Kargo içinde ticari pahası olmayan maden örnekleri olduğu belirtilen toplamda 115,8 kiloluk kargonun Leipzeig Havalimanında Alman gümrük görevlilerince 20 Kasım 2021’de yapılan denetimlerde kuşkulu olarak değerlendirildiği kaydedildi.
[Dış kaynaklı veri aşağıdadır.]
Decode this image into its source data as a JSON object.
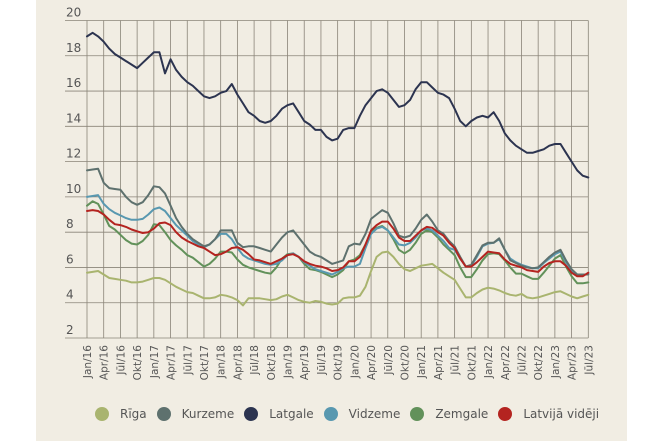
{
  "chart_data": {
    "type": "line",
    "title": "",
    "xlabel": "",
    "ylabel": "",
    "ylim": [
      2,
      20
    ],
    "yticks": [
      "20",
      "18",
      "16",
      "14",
      "12",
      "10",
      "8",
      "6",
      "4",
      "2"
    ],
    "grid": true,
    "legend_position": "bottom",
    "x_tick_labels": [
      "Jan/16",
      "Apr/16",
      "Jūl/16",
      "Okt/16",
      "Jan/17",
      "Apr/17",
      "Jūl/17",
      "Okt/17",
      "Jan/18",
      "Apr/18",
      "Jūl/18",
      "Okt/18",
      "Jan/19",
      "Apr/19",
      "Jūl/19",
      "Okt/19",
      "Jan/20",
      "Apr/20",
      "Jūl/20",
      "Okt/20",
      "Jan/21",
      "Apr/21",
      "Jūl/21",
      "Okt/21",
      "Jan/22",
      "Apr/22",
      "Jūl/22",
      "Okt/22",
      "Jan/23",
      "Apr/23",
      "Jūl/23"
    ],
    "x_note": "monthly data, January 2016 to July 2023 (91 points)",
    "series": [
      {
        "name": "Rīga",
        "color": "#a9b46f",
        "values": [
          5.7,
          5.75,
          5.8,
          5.6,
          5.4,
          5.35,
          5.3,
          5.25,
          5.15,
          5.15,
          5.2,
          5.3,
          5.4,
          5.4,
          5.3,
          5.1,
          4.9,
          4.75,
          4.6,
          4.55,
          4.4,
          4.25,
          4.25,
          4.3,
          4.45,
          4.4,
          4.3,
          4.15,
          3.85,
          4.25,
          4.25,
          4.25,
          4.2,
          4.15,
          4.2,
          4.35,
          4.45,
          4.3,
          4.15,
          4.05,
          4.0,
          4.1,
          4.05,
          3.95,
          3.9,
          3.95,
          4.25,
          4.3,
          4.3,
          4.4,
          4.9,
          5.8,
          6.6,
          6.85,
          6.9,
          6.6,
          6.2,
          5.9,
          5.8,
          5.95,
          6.1,
          6.15,
          6.2,
          5.95,
          5.7,
          5.5,
          5.3,
          4.8,
          4.3,
          4.3,
          4.55,
          4.75,
          4.85,
          4.8,
          4.7,
          4.55,
          4.45,
          4.4,
          4.5,
          4.3,
          4.25,
          4.3,
          4.4,
          4.5,
          4.6,
          4.65,
          4.5,
          4.35,
          4.25,
          4.35,
          4.45
        ]
      },
      {
        "name": "Kurzeme",
        "color": "#5e716e",
        "values": [
          11.5,
          11.55,
          11.6,
          10.8,
          10.5,
          10.45,
          10.4,
          10.0,
          9.7,
          9.55,
          9.7,
          10.1,
          10.6,
          10.55,
          10.2,
          9.5,
          8.8,
          8.3,
          7.9,
          7.6,
          7.4,
          7.2,
          7.3,
          7.6,
          8.1,
          8.1,
          8.1,
          7.4,
          7.15,
          7.2,
          7.2,
          7.1,
          7.0,
          6.9,
          7.3,
          7.7,
          8.0,
          8.1,
          7.7,
          7.3,
          6.9,
          6.7,
          6.6,
          6.4,
          6.2,
          6.3,
          6.4,
          7.2,
          7.35,
          7.3,
          7.9,
          8.75,
          9.0,
          9.25,
          9.1,
          8.5,
          7.8,
          7.7,
          7.8,
          8.2,
          8.7,
          9.0,
          8.6,
          8.1,
          7.9,
          7.5,
          7.2,
          6.6,
          6.05,
          6.15,
          6.7,
          7.25,
          7.4,
          7.4,
          7.65,
          7.0,
          6.4,
          6.25,
          6.1,
          6.0,
          5.95,
          6.0,
          6.3,
          6.6,
          6.85,
          7.0,
          6.4,
          5.9,
          5.6,
          5.6,
          5.6
        ]
      },
      {
        "name": "Latgale",
        "color": "#2c3450",
        "values": [
          19.1,
          19.3,
          19.1,
          18.8,
          18.4,
          18.1,
          17.9,
          17.7,
          17.5,
          17.3,
          17.6,
          17.9,
          18.2,
          18.2,
          17.0,
          17.8,
          17.2,
          16.8,
          16.5,
          16.3,
          16.0,
          15.7,
          15.6,
          15.7,
          15.9,
          16.0,
          16.4,
          15.8,
          15.3,
          14.8,
          14.6,
          14.3,
          14.2,
          14.3,
          14.6,
          15.0,
          15.2,
          15.3,
          14.8,
          14.3,
          14.1,
          13.8,
          13.8,
          13.4,
          13.2,
          13.3,
          13.8,
          13.9,
          13.9,
          14.6,
          15.2,
          15.6,
          16.0,
          16.1,
          15.9,
          15.5,
          15.1,
          15.2,
          15.5,
          16.1,
          16.5,
          16.5,
          16.2,
          15.9,
          15.8,
          15.6,
          15.0,
          14.3,
          14.0,
          14.3,
          14.5,
          14.6,
          14.5,
          14.8,
          14.3,
          13.6,
          13.2,
          12.9,
          12.7,
          12.5,
          12.5,
          12.6,
          12.7,
          12.9,
          13.0,
          13.0,
          12.5,
          12.0,
          11.5,
          11.2,
          11.1
        ]
      },
      {
        "name": "Vidzeme",
        "color": "#5898b0",
        "values": [
          10.0,
          10.05,
          10.1,
          9.6,
          9.3,
          9.1,
          8.95,
          8.8,
          8.7,
          8.7,
          8.75,
          9.0,
          9.3,
          9.4,
          9.2,
          8.8,
          8.4,
          8.1,
          7.8,
          7.5,
          7.3,
          7.15,
          7.3,
          7.6,
          7.9,
          7.9,
          7.6,
          7.1,
          6.7,
          6.5,
          6.4,
          6.3,
          6.2,
          6.15,
          6.2,
          6.4,
          6.7,
          6.8,
          6.6,
          6.3,
          6.1,
          5.9,
          5.8,
          5.7,
          5.6,
          5.75,
          5.95,
          6.05,
          6.05,
          6.2,
          7.1,
          7.9,
          8.2,
          8.3,
          8.1,
          7.7,
          7.3,
          7.25,
          7.4,
          7.7,
          8.1,
          8.2,
          8.1,
          7.8,
          7.5,
          7.1,
          7.0,
          6.5,
          6.05,
          6.1,
          6.6,
          7.2,
          7.35,
          7.4,
          7.6,
          7.0,
          6.5,
          6.3,
          6.15,
          6.05,
          5.95,
          5.95,
          6.25,
          6.5,
          6.75,
          6.9,
          6.3,
          5.8,
          5.55,
          5.55,
          5.65
        ]
      },
      {
        "name": "Zemgale",
        "color": "#62915a",
        "values": [
          9.5,
          9.75,
          9.6,
          9.0,
          8.35,
          8.15,
          7.85,
          7.55,
          7.35,
          7.3,
          7.5,
          7.85,
          8.45,
          8.4,
          8.0,
          7.55,
          7.25,
          7.0,
          6.7,
          6.55,
          6.3,
          6.05,
          6.2,
          6.5,
          6.9,
          6.9,
          6.85,
          6.45,
          6.15,
          6.0,
          5.9,
          5.8,
          5.7,
          5.65,
          6.0,
          6.5,
          6.75,
          6.8,
          6.6,
          6.2,
          5.9,
          5.85,
          5.75,
          5.6,
          5.45,
          5.6,
          5.85,
          6.35,
          6.45,
          6.7,
          7.3,
          8.0,
          8.25,
          8.35,
          8.1,
          7.6,
          7.0,
          6.8,
          7.0,
          7.4,
          7.9,
          8.1,
          8.0,
          7.7,
          7.3,
          7.0,
          6.7,
          6.0,
          5.45,
          5.45,
          5.9,
          6.4,
          6.75,
          6.8,
          6.75,
          6.4,
          6.0,
          5.65,
          5.65,
          5.5,
          5.35,
          5.35,
          5.7,
          6.1,
          6.5,
          6.7,
          6.05,
          5.5,
          5.1,
          5.1,
          5.15
        ]
      },
      {
        "name": "Latvijā vidēji",
        "color": "#b42420",
        "values": [
          9.2,
          9.25,
          9.2,
          9.0,
          8.7,
          8.45,
          8.4,
          8.3,
          8.15,
          8.05,
          7.95,
          8.0,
          8.2,
          8.5,
          8.55,
          8.4,
          8.0,
          7.7,
          7.5,
          7.35,
          7.2,
          7.1,
          6.9,
          6.7,
          6.75,
          6.9,
          7.1,
          7.15,
          7.0,
          6.75,
          6.45,
          6.4,
          6.3,
          6.2,
          6.35,
          6.5,
          6.7,
          6.75,
          6.6,
          6.35,
          6.2,
          6.1,
          6.05,
          5.95,
          5.8,
          5.85,
          6.0,
          6.35,
          6.35,
          6.6,
          7.3,
          8.1,
          8.4,
          8.6,
          8.6,
          8.2,
          7.7,
          7.5,
          7.5,
          7.8,
          8.1,
          8.3,
          8.25,
          8.0,
          7.8,
          7.4,
          7.1,
          6.5,
          6.05,
          6.05,
          6.3,
          6.6,
          6.9,
          6.85,
          6.8,
          6.45,
          6.2,
          6.1,
          6.0,
          5.85,
          5.8,
          5.75,
          6.05,
          6.25,
          6.35,
          6.35,
          6.1,
          5.7,
          5.5,
          5.5,
          5.7
        ]
      }
    ]
  }
}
Kriminal dairece yapılan incelemede de kargodaki toz hususların “kokain hidroklorür” olduğu ve yüzde 30.5 kokain içerdiği tespit edildi. İddianamede, el konulan uyuşturucu olduğu düşünülen brüt yükü 110,8 kilo gelen koyu kahverengi renkte demir tozu ile karışık halde bulunan numunelerde kokaine rastlandığı vurgulanarak şüphelilerin hata tarihinde ele geçirilen uyuşturucu unsurları yurt dışından Türkiye’ye sokarak cürüm işledikleri kaydedildi.
İddianamede, şüpheliler Ali Osman Akat, Tevfik Akan Atak, Süleyman Yekenkunrul, Ali Karataş, Sarra Chouıekh ve Mustafa Güldiken hakkında “Uyuşturucu ve Uyarıcı Unsur İthalatı Yapmak” kabahatinden 90 yıldan 135 yıla kadar mahpus cezası talep edildi.